Thursday, 29 October 2015

The European disaster on migration

Neither hotspots nor political oppositions. The EU relocation mechanism doesn't work because of lack of operational measures

by Emanuele Bonini

European strategy for migration doesn't work. Practical problems were not taken into account when both EU leaders and the head of State and head of governments had to decide the relocation scheme. Forget quotas, real problems are elsewhere. Of course quotas represent a political issue, but even in case of political decision the EU plan can't work. There are not direct flight to move migrants from a place to another, agreements between Member States and airlines to facilitate boarding procedures for people with no documents are not in place, military flights are too expensive, low-cost carriers are still not involved. Basically hotspots appear as last problems to thing about. This is the situation after months of intensive political debate. Fences are there, while all the rest is missing. Greece is waiting a transfer of migrants from the Hellenic Republic to Luxembourg, but no plane took off with such passengers on board. The reason is because of no direct connection between Greek and Luxembourgish airports, and special agreements have been signed only with Aegean. That means no operators can guarantee on normal flights a reservation of seats for migrants and people who travel with them. Europe was and still is under pressure, and the need of a rapid reaction to the migration flows crisis forced all decision makers to take actions. To do something has been translated in practice as "let's show we do something", and the result is a confusion that perfectly reflects what Europe is about today.

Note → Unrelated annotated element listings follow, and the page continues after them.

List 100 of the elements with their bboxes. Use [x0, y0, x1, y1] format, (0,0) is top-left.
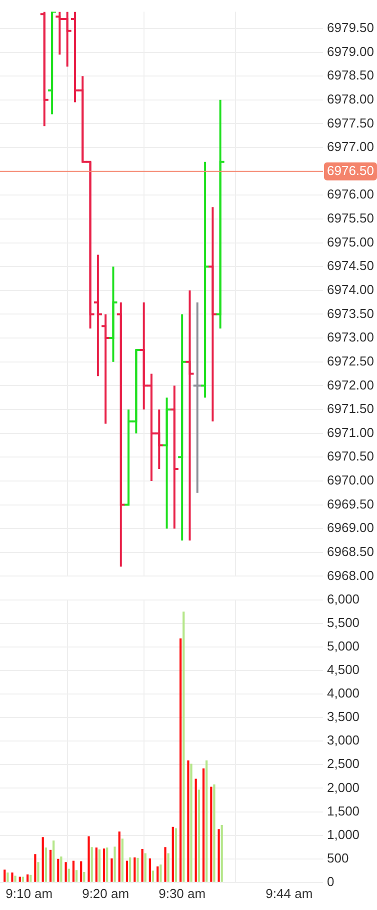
y-tick-label: 6972.50 — [327, 353, 374, 368]
bar — [182, 612, 185, 882]
bar — [118, 832, 120, 882]
candlestick — [196, 302, 198, 493]
bar — [52, 840, 55, 882]
bar — [34, 854, 36, 882]
bar — [102, 848, 106, 882]
bar — [190, 764, 192, 882]
bar — [160, 864, 162, 882]
y-tick-label: 6973.50 — [327, 306, 374, 321]
bar — [37, 862, 40, 882]
ref-line-label: 6976.50 — [327, 162, 374, 178]
y-tick-label: 6,000 — [327, 591, 360, 606]
x-tick-label: 9:44 am — [266, 886, 313, 901]
y-tick-label: 6969.00 — [327, 520, 374, 536]
y-tick-label: 6975.00 — [327, 234, 374, 250]
y-tick-label: 6972.00 — [327, 377, 374, 392]
bar — [22, 876, 24, 882]
y-tick-label: 0 — [327, 874, 334, 889]
bar — [42, 837, 44, 882]
y-tick-label: 3,000 — [327, 732, 360, 748]
y-tick-label: 5,000 — [327, 638, 360, 654]
bar — [136, 858, 139, 882]
bar — [114, 846, 116, 882]
bar — [194, 778, 197, 882]
bar — [164, 847, 166, 882]
y-tick-label: 6971.00 — [327, 424, 374, 440]
y-tick-label: 6971.50 — [327, 401, 374, 416]
bar — [128, 857, 132, 882]
bar — [218, 829, 220, 882]
bar — [30, 874, 32, 882]
y-tick-label: 6970.00 — [327, 472, 374, 488]
y-tick-label: 6976.00 — [327, 186, 374, 202]
y-tick-label: 5,500 — [327, 614, 360, 630]
bar — [110, 858, 113, 882]
bar — [57, 858, 60, 882]
bar — [98, 849, 101, 882]
bar — [11, 872, 14, 882]
bar — [44, 848, 47, 882]
bar — [106, 848, 108, 882]
y-tick-label: 3,500 — [327, 709, 360, 724]
bar — [72, 860, 75, 882]
y-tick-label: 6977.50 — [327, 115, 374, 130]
bar — [134, 857, 136, 882]
bar — [126, 860, 128, 882]
y-tick-label: 6979.50 — [327, 20, 374, 36]
y-tick-label: 4,000 — [327, 686, 360, 701]
y-tick-label: 6978.50 — [327, 68, 374, 83]
y-tick-label: 6975.50 — [327, 210, 374, 226]
bar — [83, 872, 86, 882]
y-tick-label: 6974.00 — [327, 282, 374, 298]
bar — [68, 868, 70, 882]
y-tick-label: 4,500 — [327, 662, 360, 678]
bar — [75, 870, 78, 882]
bar — [156, 866, 159, 882]
x-tick-label: 9:20 am — [82, 886, 130, 901]
bar — [121, 838, 124, 882]
bar — [49, 850, 52, 882]
bar — [172, 826, 174, 882]
bar — [205, 760, 208, 882]
y-tick-label: 6968.50 — [327, 544, 374, 559]
y-tick-label: 2,000 — [327, 780, 360, 795]
bar — [220, 824, 223, 882]
bar — [213, 784, 216, 882]
bar — [90, 847, 93, 882]
bar — [4, 870, 6, 882]
bar — [60, 856, 62, 882]
bar — [14, 876, 16, 882]
y-tick-label: 1,000 — [327, 826, 360, 842]
x-tick-label: 9:30 am — [158, 886, 206, 901]
bar — [88, 836, 90, 882]
y-tick-label: 6968.00 — [327, 568, 374, 583]
y-tick-label: 6979.00 — [327, 44, 374, 59]
bar — [152, 870, 154, 882]
y-tick-label: 6969.50 — [327, 496, 374, 512]
y-tick-label: 6973.00 — [327, 330, 374, 345]
bar — [144, 853, 146, 882]
bar — [202, 768, 205, 882]
bar — [148, 858, 152, 882]
bar — [179, 638, 182, 882]
bar — [141, 848, 144, 882]
bar — [6, 872, 9, 882]
y-tick-label: 6970.50 — [327, 448, 374, 464]
bar — [174, 828, 178, 882]
y-tick-label: 1,500 — [327, 803, 360, 818]
x-tick-label: 9:10 am — [6, 886, 53, 901]
bar — [95, 848, 98, 882]
bar — [64, 862, 67, 882]
candlestick — [188, 290, 191, 540]
bar — [18, 876, 21, 882]
bar — [187, 760, 190, 882]
y-tick-label: 6977.00 — [327, 139, 374, 154]
y-tick-label: 2,500 — [327, 756, 360, 772]
bar — [210, 786, 212, 882]
bar — [167, 853, 170, 882]
bar — [198, 790, 200, 882]
y-tick-label: 6978.00 — [327, 91, 374, 106]
bar — [26, 874, 29, 882]
y-tick-label: 6974.50 — [327, 258, 374, 274]
bar — [80, 861, 82, 882]
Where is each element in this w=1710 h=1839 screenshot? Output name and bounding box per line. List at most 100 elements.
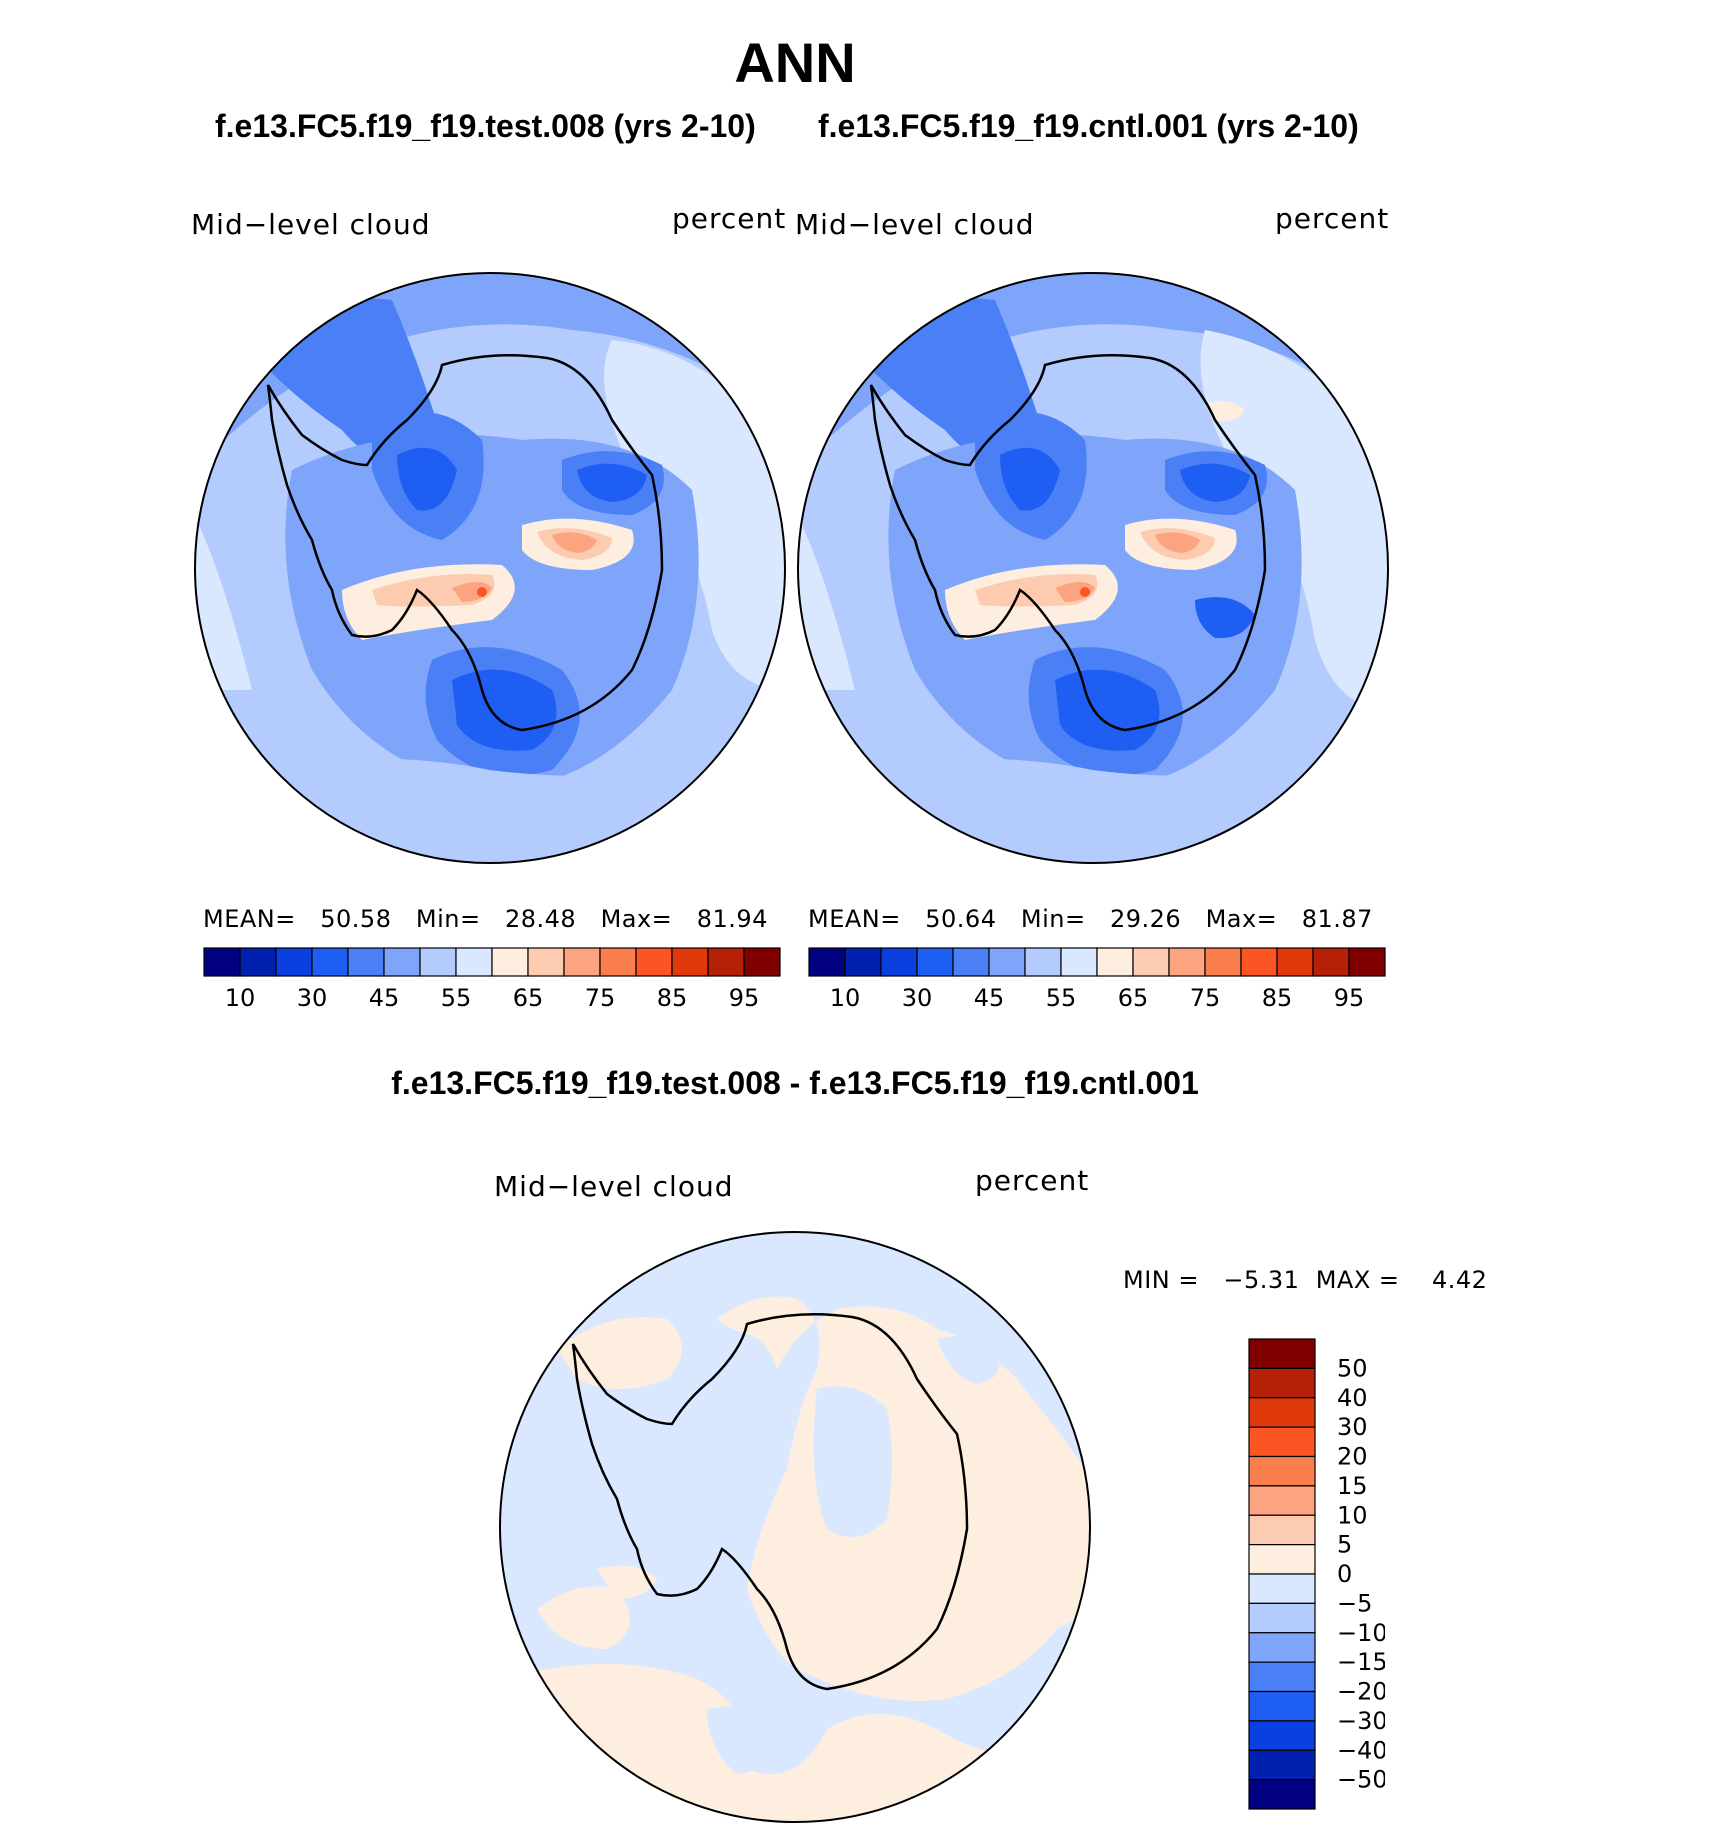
diff-colorbar-box [1248,1514,1316,1546]
panel2-colorbar: 10 30 45 55 65 75 85 95 [808,947,1386,1012]
panel2-colorbar-box [1096,947,1134,977]
panel2-colorbar-box [844,947,882,977]
panel2-min-value: 29.26 [1109,905,1182,933]
panel1-max-value: 81.94 [696,905,768,933]
diff-colorbar-box [1248,1544,1316,1575]
diff-variable-label: Mid−level cloud [494,1170,734,1203]
panel2-colorbar-box [1168,947,1206,977]
diff-colorbar-tick-label: 50 [1337,1354,1368,1382]
panel2-colorbar-tick-label: 75 [1190,984,1221,1012]
diff-colorbar-tick-label: 15 [1337,1472,1368,1500]
panel1-colorbar-tick-label: 65 [513,984,544,1012]
panel1-colorbar-tick-label: 10 [225,984,256,1012]
panel1-colorbar-tick-label: 55 [441,984,472,1012]
season-title: ANN [734,31,856,94]
diff-colorbar-tick-label: 40 [1337,1384,1368,1412]
diff-colorbar-tick-label: −10 [1337,1619,1385,1647]
panel2-mean-label: MEAN= [808,905,901,933]
diff-min-label: MIN = [1123,1266,1199,1294]
diff-map-boundary [499,1231,1091,1823]
panel1-colorbar-tick-label: 85 [657,984,688,1012]
panel2-colorbar-box [1276,947,1314,977]
diff-colorbar-box [1248,1690,1316,1722]
panel1-colorbar-box [599,947,637,977]
panel1-cloud-field [195,273,785,863]
diff-colorbar-box [1248,1397,1316,1428]
panel2-colorbar-tick-label: 85 [1262,984,1293,1012]
diff-colorbar-tick-label: −5 [1337,1589,1372,1617]
panel2-colorbar-tick-label: 45 [974,984,1005,1012]
panel1-colorbar-tick-label: 45 [369,984,400,1012]
panel1-polar-map [194,272,786,864]
panel1-variable-label: Mid−level cloud [191,208,431,241]
panel2-min-label: Min= [1020,905,1086,933]
diff-colorbar-box [1248,1779,1316,1810]
panel1-mean-label: MEAN= [203,905,296,933]
panel1-colorbar-box [383,947,421,977]
panel2-colorbar-box [1024,947,1062,977]
diff-colorbar-box [1248,1602,1316,1634]
diff-colorbar-box [1248,1367,1316,1399]
panel1-colorbar-box [275,947,313,977]
diff-max-label: MAX = [1315,1266,1400,1294]
panel2-variable-label: Mid−level cloud [795,208,1035,241]
panel1-mean-value: 50.58 [320,905,392,933]
diff-colorbar-box [1248,1661,1316,1693]
panel1-stats: MEAN= 50.58 Min= 28.48 Max= 81.94 [203,905,768,933]
panel2-antarctica-coastline [869,353,1267,732]
diff-polar-map [499,1231,1091,1823]
panel1-colorbar-box [707,947,745,977]
panel1-colorbar-box [743,947,781,977]
panel2-colorbar-tick-label: 30 [902,984,933,1012]
panel1-colorbar-tick-label: 95 [729,984,760,1012]
diff-colorbar-tick-label: 10 [1337,1501,1368,1529]
panel2-colorbar-box [880,947,918,977]
diff-colorbar-box [1248,1720,1316,1751]
diff-max-value: 4.42 [1432,1266,1488,1294]
diff-colorbar-tick-label: −50 [1337,1766,1385,1794]
panel1-colorbar: 10 30 45 55 65 75 85 95 [203,947,781,1012]
panel2-map-boundary [797,272,1389,864]
diff-colorbar-box [1248,1426,1316,1458]
panel2-colorbar-tick-label: 55 [1046,984,1077,1012]
panel2-colorbar-box [1348,947,1386,977]
panel1-colorbar-box [491,947,529,977]
panel2-colorbar-box [988,947,1026,977]
panel2-colorbar-tick-label: 65 [1118,984,1149,1012]
diff-min-value: −5.31 [1223,1266,1300,1294]
panel2-colorbar-tick-label: 10 [830,984,861,1012]
panel1-units-label: percent [672,202,787,235]
panel1-colorbar-box [419,947,457,977]
panel2-stats: MEAN= 50.64 Min= 29.26 Max= 81.87 [808,905,1373,933]
panel1-colorbar-box [671,947,709,977]
panel1-max-label: Max= [600,905,673,933]
diff-minmax: MIN = −5.31 MAX = 4.42 [1123,1266,1487,1294]
panel1-colorbar-box [563,947,601,977]
panel2-colorbar-box [1060,947,1098,977]
panel1-colorbar-box [203,947,241,977]
panel2-units-label: percent [1275,202,1390,235]
panel1-min-value: 28.48 [504,905,577,933]
panel2-max-value: 81.87 [1301,905,1373,933]
test-case-title: f.e13.FC5.f19_f19.test.008 (yrs 2-10) [215,108,756,144]
control-case-title: f.e13.FC5.f19_f19.cntl.001 (yrs 2-10) [818,108,1359,144]
panel1-antarctica-coastline [266,353,664,732]
panel2-colorbar-box [1240,947,1278,977]
diff-units-label: percent [975,1164,1090,1197]
diff-colorbar-tick-label: 20 [1337,1443,1368,1471]
panel1-map-boundary [194,272,786,864]
panel2-colorbar-box [916,947,954,977]
difference-title: f.e13.FC5.f19_f19.test.008 - f.e13.FC5.f… [391,1065,1199,1101]
panel1-colorbar-box [455,947,493,977]
diff-colorbar-tick-label: 5 [1337,1531,1352,1559]
panel2-colorbar-box [808,947,846,977]
panel1-colorbar-box [347,947,385,977]
panel1-colorbar-tick-label: 75 [585,984,616,1012]
diff-colorbar-box [1248,1573,1316,1604]
panel2-colorbar-tick-label: 95 [1334,984,1365,1012]
diff-colorbar-box [1248,1485,1316,1516]
panel1-colorbar-box [311,947,349,977]
panel1-colorbar-tick-label: 30 [297,984,328,1012]
panel2-colorbar-box [1312,947,1350,977]
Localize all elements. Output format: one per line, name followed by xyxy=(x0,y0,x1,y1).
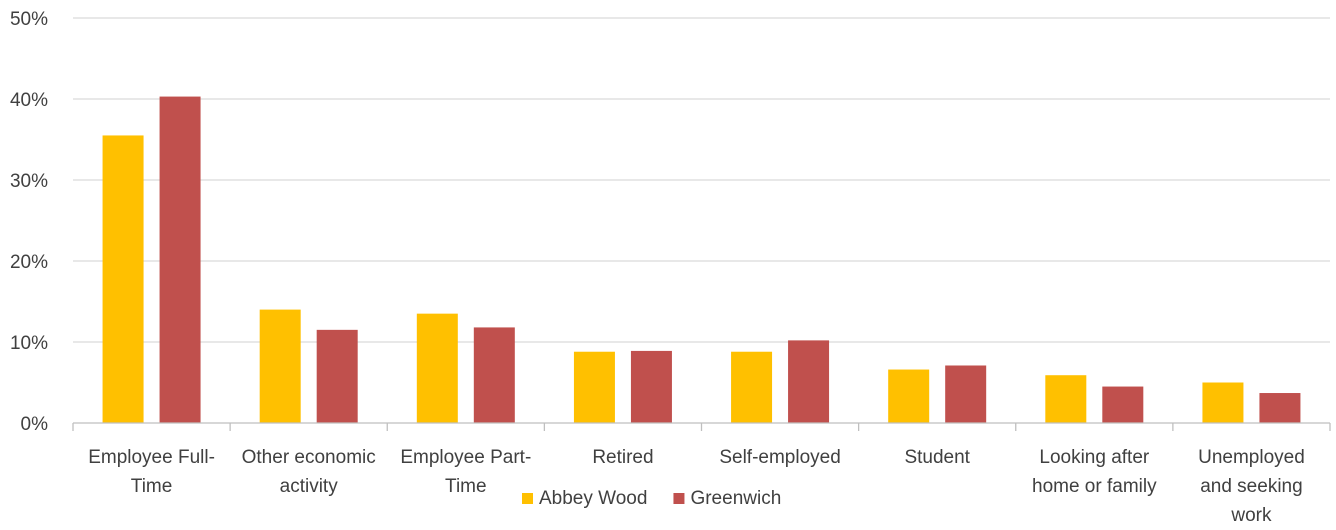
y-tick-label: 40% xyxy=(10,90,48,111)
x-category-label: Self-employed xyxy=(719,447,840,468)
bar-abbey-wood xyxy=(888,369,930,423)
bar-abbey-wood xyxy=(573,351,615,423)
y-tick-label: 30% xyxy=(10,171,48,192)
legend: Abbey Wood Greenwich xyxy=(522,488,781,509)
bar-abbey-wood xyxy=(102,135,144,423)
bar-greenwich xyxy=(159,96,201,423)
bars xyxy=(102,96,1301,423)
bar-greenwich xyxy=(788,340,830,423)
x-category-label: Employee Full-Time xyxy=(88,447,215,497)
bar-greenwich xyxy=(945,365,987,423)
bar-abbey-wood xyxy=(416,313,458,423)
x-category-label: Employee Part-Time xyxy=(400,447,531,497)
bar-greenwich xyxy=(473,327,515,423)
bar-abbey-wood xyxy=(1045,375,1087,423)
y-tick-label: 0% xyxy=(21,414,49,435)
bar-abbey-wood xyxy=(259,309,301,423)
legend-label: Greenwich xyxy=(690,488,781,509)
x-category-label: Unemployed and seeking work xyxy=(1198,447,1305,526)
y-tick-label: 50% xyxy=(10,9,48,30)
gridlines xyxy=(73,17,1330,343)
x-category-label: Other economic activity xyxy=(242,447,376,497)
bar-greenwich xyxy=(630,350,672,423)
y-tick-label: 10% xyxy=(10,333,48,354)
x-category-label: Looking after home or family xyxy=(1032,447,1157,497)
y-axis: 0% 10% 20% 30% 40% 50% xyxy=(10,9,48,435)
legend-swatch xyxy=(673,493,685,504)
x-category-label: Retired xyxy=(592,447,653,468)
bar-greenwich xyxy=(1102,386,1144,423)
bar-greenwich xyxy=(316,329,358,423)
x-category-label: Student xyxy=(904,447,970,468)
bar-greenwich xyxy=(1259,393,1301,423)
legend-label: Abbey Wood xyxy=(539,488,647,509)
legend-swatch xyxy=(522,493,533,504)
bar-abbey-wood xyxy=(1202,382,1244,423)
y-tick-label: 20% xyxy=(10,252,48,273)
x-axis: Employee Full-Time Other economic activity… xyxy=(72,422,1331,526)
bar-abbey-wood xyxy=(731,351,773,423)
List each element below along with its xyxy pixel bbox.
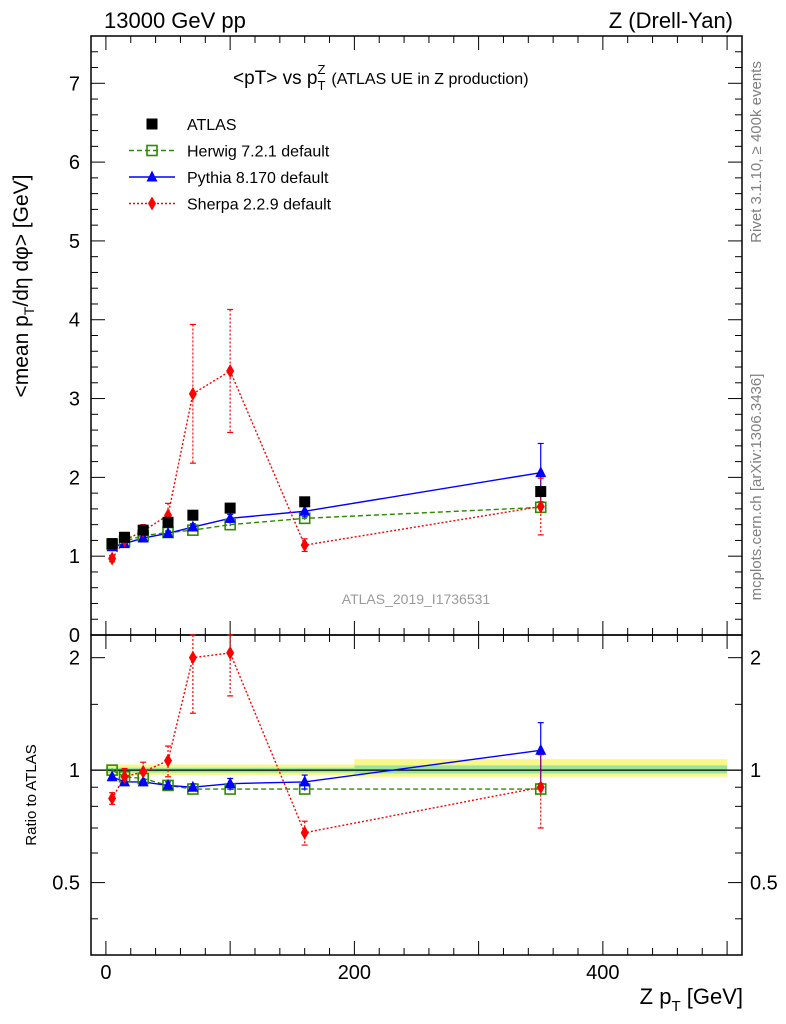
x-tick-label: 0 (100, 962, 111, 984)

People considering the political resistance as the major problem underestimated the operational problems this migration crisis is posing in Europe. Hasty, superficial, not reasoned at all: this is how the European Union dealt with migration. Of course emergency has required immediate reactions, but everything decided hasn't been considered properly. All the actions has been thought as granted while reality shows decision makers made it too easy. So, from Italy departed only 86 migrants, nothing compared to the 1.600 people to be relocated every month in order to fulfil the EU obligations and be in line with the EU relocation scheme. Margaritis Schinas, chief spokesperson of the European Commission, stated that «there is no time for delays as well as there is no time for bureaucracy». According to him «it is time to act, and to act quickly». He's right, the point now is how to go ahead, what to do. Special procedures can be agreed easier among governments rather than between institutions and private companies as airlines are. Brussels, we've had a problem. Apparently great haste made great waste.